In addition to providing protein and fiber, lentils are a significant source of folic acid. Even more folic acid comes from the wheat germ used to bind the burgers, and from the whole wheat buns. These burgers pack 143 micrograms of folic acid--more than one-quarter of a day's recommendation. Tzatziki, the garlicky Greek yogurt sauce, makes a healthful and tasty alternative to mayonnaise.
Cooking Light OCTOBER 2001
To prepare tzatziki, place cucumber on paper towels, and squeeze until barely moist. Place in a medium bowl. Spoon yogurt onto several layers of heavy-duty paper towels; spread to 1/2-inch thickness. Cover with additional paper towels, and let stand for 5 minutes. Scrape into bowl using a rubber spatula. Add the salt, crushed garlic, green onions, and extra-virgin olive oil; chill.

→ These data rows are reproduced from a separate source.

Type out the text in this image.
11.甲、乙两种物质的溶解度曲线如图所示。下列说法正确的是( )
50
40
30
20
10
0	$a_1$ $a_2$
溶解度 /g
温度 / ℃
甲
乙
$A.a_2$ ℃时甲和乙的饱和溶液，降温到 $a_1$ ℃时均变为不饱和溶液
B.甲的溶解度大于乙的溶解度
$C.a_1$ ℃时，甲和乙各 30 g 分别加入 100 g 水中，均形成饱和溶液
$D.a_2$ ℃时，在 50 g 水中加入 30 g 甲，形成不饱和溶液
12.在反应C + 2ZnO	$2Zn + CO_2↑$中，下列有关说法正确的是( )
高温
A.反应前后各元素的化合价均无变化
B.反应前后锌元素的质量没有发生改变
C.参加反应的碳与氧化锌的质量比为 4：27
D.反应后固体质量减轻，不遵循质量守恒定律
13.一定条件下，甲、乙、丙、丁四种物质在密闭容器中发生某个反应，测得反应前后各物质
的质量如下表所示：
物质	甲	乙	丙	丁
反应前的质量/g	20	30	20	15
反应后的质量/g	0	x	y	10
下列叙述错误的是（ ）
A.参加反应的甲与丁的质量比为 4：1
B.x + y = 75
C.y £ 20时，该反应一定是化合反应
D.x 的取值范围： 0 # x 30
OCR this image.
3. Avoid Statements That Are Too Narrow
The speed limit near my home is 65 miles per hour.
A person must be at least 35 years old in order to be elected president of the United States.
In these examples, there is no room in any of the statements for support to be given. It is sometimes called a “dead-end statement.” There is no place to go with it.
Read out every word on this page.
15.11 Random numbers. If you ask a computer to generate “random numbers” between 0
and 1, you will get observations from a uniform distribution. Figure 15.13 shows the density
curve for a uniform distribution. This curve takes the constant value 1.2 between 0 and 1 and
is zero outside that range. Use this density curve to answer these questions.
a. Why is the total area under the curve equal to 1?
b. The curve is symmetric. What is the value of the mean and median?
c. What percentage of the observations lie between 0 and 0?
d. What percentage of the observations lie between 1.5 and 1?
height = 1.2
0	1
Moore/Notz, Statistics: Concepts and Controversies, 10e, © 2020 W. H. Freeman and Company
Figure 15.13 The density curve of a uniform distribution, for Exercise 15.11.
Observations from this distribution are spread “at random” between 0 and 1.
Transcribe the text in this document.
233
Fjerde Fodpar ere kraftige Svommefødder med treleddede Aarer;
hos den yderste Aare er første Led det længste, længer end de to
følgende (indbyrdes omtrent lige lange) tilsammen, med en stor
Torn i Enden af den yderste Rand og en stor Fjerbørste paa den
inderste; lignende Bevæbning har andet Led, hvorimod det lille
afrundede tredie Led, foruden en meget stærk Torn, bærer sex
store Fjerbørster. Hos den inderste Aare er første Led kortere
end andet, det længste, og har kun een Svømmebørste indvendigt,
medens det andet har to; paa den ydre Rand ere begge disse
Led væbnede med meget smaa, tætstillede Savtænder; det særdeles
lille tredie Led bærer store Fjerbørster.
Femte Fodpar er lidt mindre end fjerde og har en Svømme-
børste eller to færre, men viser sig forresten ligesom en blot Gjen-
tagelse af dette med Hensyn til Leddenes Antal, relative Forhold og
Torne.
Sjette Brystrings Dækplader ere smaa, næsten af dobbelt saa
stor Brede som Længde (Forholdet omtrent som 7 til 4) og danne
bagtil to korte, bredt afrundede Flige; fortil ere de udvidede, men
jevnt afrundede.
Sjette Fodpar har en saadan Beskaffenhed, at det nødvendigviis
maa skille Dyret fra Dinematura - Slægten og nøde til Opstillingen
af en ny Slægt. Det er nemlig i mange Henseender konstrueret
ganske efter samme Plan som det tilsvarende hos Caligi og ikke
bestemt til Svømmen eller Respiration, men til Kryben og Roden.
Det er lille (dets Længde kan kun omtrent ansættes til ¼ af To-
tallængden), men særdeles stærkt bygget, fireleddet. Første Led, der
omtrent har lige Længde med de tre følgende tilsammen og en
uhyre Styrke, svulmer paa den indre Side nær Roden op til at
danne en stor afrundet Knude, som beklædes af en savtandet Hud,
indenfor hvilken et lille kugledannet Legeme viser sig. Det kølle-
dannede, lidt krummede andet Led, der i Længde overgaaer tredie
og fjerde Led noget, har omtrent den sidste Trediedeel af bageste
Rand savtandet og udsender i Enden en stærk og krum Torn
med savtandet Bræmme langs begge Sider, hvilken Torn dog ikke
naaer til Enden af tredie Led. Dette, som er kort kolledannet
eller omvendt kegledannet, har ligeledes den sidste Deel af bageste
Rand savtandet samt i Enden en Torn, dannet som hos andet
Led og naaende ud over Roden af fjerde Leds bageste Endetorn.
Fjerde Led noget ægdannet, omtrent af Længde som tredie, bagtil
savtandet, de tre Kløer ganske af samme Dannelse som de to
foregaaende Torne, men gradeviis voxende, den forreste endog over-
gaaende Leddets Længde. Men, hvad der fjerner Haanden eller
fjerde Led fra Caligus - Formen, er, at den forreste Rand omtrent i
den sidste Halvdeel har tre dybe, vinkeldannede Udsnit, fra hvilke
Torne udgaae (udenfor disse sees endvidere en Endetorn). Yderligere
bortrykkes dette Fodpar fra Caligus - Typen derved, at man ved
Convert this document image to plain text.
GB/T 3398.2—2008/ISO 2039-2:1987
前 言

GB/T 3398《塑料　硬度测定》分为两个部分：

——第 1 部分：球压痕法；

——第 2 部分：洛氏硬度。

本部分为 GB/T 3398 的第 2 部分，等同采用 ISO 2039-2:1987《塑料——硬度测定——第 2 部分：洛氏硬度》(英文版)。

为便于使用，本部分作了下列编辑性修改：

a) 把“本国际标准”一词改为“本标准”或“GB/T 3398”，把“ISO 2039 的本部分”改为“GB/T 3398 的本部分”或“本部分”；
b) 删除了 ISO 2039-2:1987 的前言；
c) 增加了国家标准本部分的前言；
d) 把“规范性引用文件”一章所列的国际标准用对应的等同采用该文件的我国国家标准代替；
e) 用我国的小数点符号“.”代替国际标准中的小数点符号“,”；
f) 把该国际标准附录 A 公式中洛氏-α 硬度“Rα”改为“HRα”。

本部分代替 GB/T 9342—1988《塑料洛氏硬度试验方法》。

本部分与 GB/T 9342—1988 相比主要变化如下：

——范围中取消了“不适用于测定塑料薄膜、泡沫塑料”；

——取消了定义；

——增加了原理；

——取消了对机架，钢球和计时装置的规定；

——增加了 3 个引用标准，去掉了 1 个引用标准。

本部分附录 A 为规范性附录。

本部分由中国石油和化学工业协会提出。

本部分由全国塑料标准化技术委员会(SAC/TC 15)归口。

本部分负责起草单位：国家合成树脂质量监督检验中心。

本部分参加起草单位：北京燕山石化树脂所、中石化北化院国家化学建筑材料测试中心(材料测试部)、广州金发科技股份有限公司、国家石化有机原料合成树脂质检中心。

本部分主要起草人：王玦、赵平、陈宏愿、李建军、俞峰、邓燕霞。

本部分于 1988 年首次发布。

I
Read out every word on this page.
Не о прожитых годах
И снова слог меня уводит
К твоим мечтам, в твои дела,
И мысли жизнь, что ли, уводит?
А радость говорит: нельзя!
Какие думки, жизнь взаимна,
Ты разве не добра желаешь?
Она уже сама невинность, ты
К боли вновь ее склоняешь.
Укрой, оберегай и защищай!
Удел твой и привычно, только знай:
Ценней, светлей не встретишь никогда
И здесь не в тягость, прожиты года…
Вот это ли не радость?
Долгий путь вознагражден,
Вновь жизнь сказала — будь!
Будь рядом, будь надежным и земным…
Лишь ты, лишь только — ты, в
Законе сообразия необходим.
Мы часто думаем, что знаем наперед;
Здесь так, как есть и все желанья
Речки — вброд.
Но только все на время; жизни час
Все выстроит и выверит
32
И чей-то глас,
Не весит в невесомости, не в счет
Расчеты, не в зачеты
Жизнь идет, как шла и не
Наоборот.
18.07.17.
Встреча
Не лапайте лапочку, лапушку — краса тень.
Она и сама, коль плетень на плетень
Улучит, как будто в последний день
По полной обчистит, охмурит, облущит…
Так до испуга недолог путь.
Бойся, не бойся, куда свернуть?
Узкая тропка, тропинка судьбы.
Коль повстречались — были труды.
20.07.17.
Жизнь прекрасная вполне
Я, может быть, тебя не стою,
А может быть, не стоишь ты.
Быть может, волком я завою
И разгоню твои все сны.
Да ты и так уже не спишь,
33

To prepare patties, heat 2 teaspoons oil in a medium saucepan over medium-high heat. Add onion; sauté 2 minutes or until tender. Stir in oregano, red pepper, and garlic; cook for 30 seconds, stirring constantly. Stir in broth, lentils, and sun-dried tomatoes; bring to a boil. Cover, reduce heat, and simmer 35 minutes or until lentils are tender; drain. Cool.
Place lentil mixture, cheese, and the next 6 ingredients (cheese through black pepper) in a food processor; pulse until coarsely ground. Divide lentil mixture into 8 equal portions, shaping each into a 1/2-inch-thick patty.
Heat a large nonstick skillet coated with cooking spray over medium-high heat. Add patties, and cook for 3 minutes. Turn patties over, and cook over medium heat 3 minutes. Spread 1 tablespoon tzatziki evenly on each bun top and bottom. Arrange the arugula, patties, and tomato slices over bottom halves of buns; top with remaining bun halves.
Note: You can freeze any uncooked lentil patties for up to 1 month: Separate the patties with wax paper, place in a heavy-duty zip-top plastic bag, remove excess air, seal, and freeze. Thaw in refrigerator before cooking.